I don't know the story of Casanova. Which seems incredible to me. How can a person reach the fine old age of 41 and not know the tale of the world's greatest lover? But I have and I don't so Northern Ballet's Casanova was new territory for me.
I'm very glad I read the plot summary beforehand which had come about by accident really as I had time to kill on the bus on the way to the theatre. Thank goodness I did. B S had wisely printed off the synopsis and brought it to the theatre with him. Which came in handy for young friends there encountered who were far too young to do anything so dully practical as to read the story before the show started. 
It's am elaborate twisty turny plot that was surely rendered more challenging by being conveyed in the medium of dance. But they pulled it off with aplomb. To the point where I could almost see that Casanova and his rich sponsor / lover were discussing geometric cubism. (They made lots of little squares with their hands as they danced about.)
What was incredible about the ballet though was that it was created from scratch. Well, not the story obviously but the music, choreography, set, costumes, all all all didn't exist before this. What a feat. Matthew Bourne aside, I feel (probably ignorantly) that there isn't so much of this that happens these days. Hats off to them for investing so much love and money and effort and imagination into making it happen.
And the show was a marvellous spectacle. I can't say anything technical about the choreography but it seemed like a happy blend of traditional ballet with some more modern (racier!) movements. The storytelling was wonderful. The set was sleek and slidey and artful. And the costumes were proper sumptuous. 

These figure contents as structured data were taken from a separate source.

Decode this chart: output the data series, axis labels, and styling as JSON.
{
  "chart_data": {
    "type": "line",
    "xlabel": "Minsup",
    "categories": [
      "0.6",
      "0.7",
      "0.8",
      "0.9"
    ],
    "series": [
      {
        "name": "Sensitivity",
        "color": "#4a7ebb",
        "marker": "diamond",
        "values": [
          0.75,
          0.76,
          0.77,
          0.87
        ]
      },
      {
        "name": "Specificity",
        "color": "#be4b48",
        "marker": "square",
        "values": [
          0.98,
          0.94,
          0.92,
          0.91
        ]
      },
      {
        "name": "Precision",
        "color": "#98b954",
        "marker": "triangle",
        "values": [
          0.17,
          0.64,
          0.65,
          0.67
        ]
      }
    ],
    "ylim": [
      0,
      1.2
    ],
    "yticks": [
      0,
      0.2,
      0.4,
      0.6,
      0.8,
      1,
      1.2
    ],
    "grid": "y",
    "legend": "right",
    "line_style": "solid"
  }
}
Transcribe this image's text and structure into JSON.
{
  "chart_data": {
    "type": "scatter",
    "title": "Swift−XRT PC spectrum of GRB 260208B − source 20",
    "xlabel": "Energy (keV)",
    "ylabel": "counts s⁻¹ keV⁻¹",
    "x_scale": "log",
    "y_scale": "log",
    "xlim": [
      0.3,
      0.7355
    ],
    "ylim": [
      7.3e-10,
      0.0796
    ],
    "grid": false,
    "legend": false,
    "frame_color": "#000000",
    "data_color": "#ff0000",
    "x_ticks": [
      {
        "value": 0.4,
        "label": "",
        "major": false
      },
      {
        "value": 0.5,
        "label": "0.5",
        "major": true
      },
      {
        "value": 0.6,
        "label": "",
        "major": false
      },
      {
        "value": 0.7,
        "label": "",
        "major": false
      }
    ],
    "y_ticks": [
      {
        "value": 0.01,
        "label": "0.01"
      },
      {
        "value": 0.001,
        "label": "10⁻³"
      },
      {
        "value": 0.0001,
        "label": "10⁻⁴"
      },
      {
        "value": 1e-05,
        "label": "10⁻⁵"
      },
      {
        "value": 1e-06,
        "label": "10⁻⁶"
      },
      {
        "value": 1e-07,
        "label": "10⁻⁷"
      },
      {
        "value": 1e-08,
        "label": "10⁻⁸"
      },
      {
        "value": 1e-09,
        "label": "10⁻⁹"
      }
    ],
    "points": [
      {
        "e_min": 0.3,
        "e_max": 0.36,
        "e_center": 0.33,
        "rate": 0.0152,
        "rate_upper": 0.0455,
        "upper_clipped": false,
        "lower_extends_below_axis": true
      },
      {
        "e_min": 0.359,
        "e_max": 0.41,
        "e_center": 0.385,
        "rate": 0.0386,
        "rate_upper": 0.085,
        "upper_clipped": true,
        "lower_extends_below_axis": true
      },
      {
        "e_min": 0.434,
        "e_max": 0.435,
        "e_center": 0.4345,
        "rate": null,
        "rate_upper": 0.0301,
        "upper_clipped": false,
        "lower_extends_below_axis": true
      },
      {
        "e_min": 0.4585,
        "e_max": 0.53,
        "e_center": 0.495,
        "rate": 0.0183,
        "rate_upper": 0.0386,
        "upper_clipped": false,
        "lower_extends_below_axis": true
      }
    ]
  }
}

If I'm being critical, it's not a very emotionally engaging story as I didn't really care whether the lascivious Casanova reunited with his love or got his fleshy pleasures down on paper. But this was perhaps music to the ears of the one who's just turned out a play where you don't really care about the protagonist. (I'm working on it.) But the story is as the story was and they did as empathetic a job as could possibly be done with such debauched escapades.
For escapism and finery and spectacle and excellent music and some really wonderful dancing, seek it out. As Jim Broadbent cries partway through Baz Luhrman's wonderful Moulin Rouge, "spectacular spectacular!"
The next morning, my iPod fittingly served me the Pet Shop Boy's wonderful song, Casanova in Hell. Rufus Wainwright sings it in a particularlymarvellously dissolute way but you'll have to make do with Mr Tennant himself. None to shabby a substitute.